The corps had been basing its conclusions on estimates of 1993 river traffic that were found to be too high, Fournier said. He said he did not know how high. The numbers are an important element in deciding whether new construction on the river is warranted.

The announcement brings a measure of vindication to Donald Sweeney, a Corps of Engineers economist from St. Louis who criticized the corps' methods earlier this year. Sweeney alleged in an affidavit to the Office of Special Counsel in Washington that he and other economists had been pressured by high-ranking corps officials to produce studies that strengthened the case for new construction.

Sweeney's allegations triggered several investigations that are continuing.

The so-called draft feasibility study, which has taken seven years and cost $54 million, was supposed to be released this week along with a preliminary environmental study. The studies look 50 years into the future as a basis for planning river management.
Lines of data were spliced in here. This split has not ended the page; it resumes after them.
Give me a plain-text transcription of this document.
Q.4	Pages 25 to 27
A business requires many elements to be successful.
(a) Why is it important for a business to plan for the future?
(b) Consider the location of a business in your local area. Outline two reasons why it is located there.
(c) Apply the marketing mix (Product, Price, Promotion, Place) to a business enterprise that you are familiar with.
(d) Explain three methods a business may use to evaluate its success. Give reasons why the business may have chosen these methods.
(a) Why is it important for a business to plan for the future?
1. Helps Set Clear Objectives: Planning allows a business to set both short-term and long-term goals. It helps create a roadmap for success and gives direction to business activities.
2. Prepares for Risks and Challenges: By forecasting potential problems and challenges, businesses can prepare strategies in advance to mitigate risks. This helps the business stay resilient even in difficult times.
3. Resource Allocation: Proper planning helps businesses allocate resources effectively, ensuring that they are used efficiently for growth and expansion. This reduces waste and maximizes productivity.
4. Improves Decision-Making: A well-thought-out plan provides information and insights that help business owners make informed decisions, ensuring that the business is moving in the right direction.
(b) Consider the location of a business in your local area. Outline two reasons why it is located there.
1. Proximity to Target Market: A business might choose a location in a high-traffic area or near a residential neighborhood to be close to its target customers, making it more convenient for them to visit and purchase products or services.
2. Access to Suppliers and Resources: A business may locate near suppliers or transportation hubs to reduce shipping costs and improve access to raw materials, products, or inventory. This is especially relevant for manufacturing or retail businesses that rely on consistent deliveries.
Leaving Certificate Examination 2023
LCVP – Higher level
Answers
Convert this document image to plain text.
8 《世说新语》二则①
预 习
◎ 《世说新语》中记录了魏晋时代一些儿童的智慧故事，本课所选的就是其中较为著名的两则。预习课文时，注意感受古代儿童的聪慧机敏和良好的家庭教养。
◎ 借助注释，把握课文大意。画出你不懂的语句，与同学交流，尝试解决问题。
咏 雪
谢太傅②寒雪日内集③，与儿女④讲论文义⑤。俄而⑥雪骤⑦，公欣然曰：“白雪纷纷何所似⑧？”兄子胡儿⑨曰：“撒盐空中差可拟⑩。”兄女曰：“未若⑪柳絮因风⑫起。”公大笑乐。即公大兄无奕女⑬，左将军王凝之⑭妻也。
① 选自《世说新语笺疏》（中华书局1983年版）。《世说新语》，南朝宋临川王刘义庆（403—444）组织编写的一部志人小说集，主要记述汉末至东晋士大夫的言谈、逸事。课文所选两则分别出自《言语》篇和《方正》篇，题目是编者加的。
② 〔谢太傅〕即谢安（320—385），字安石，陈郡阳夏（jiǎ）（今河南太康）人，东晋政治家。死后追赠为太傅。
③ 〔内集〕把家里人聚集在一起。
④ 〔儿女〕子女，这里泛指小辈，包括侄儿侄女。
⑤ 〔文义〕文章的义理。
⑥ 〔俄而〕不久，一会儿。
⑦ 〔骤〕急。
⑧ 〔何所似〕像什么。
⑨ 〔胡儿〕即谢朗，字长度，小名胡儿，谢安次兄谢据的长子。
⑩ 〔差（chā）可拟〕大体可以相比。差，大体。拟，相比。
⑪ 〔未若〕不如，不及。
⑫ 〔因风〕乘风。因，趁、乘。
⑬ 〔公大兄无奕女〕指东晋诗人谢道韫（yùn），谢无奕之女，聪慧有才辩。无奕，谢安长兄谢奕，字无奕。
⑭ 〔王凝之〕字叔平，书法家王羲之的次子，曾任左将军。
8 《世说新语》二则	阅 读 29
Fournier said the completion date had been moved back until Sept. 30, 2001. "We feel it's the right thing to do to incorporate the new traffic projections, new farming trends and new information on global markets," he said.

Chris Brescia, president of MARC 2000, a barge industry trade association in St. Louis, said he regarded it "unconscionable" that the corps had not released its study earlier this year so that Congress could begin debating lock expansion. The barge industry, allied with farm groups, is pushing for doubling the size of seven locks and for other improvements on the Mississippi and Illinois rivers.

Brescia argued that the delays will put Midwestern farmers at a disadvantage in competing in global markets to sell their grain.

The delay was a victory for environmental advocates. "I think it shows that the Corps is willing to do the right thing and get its numbers right," said Jeff Stein, of the American Rivers advocacy group.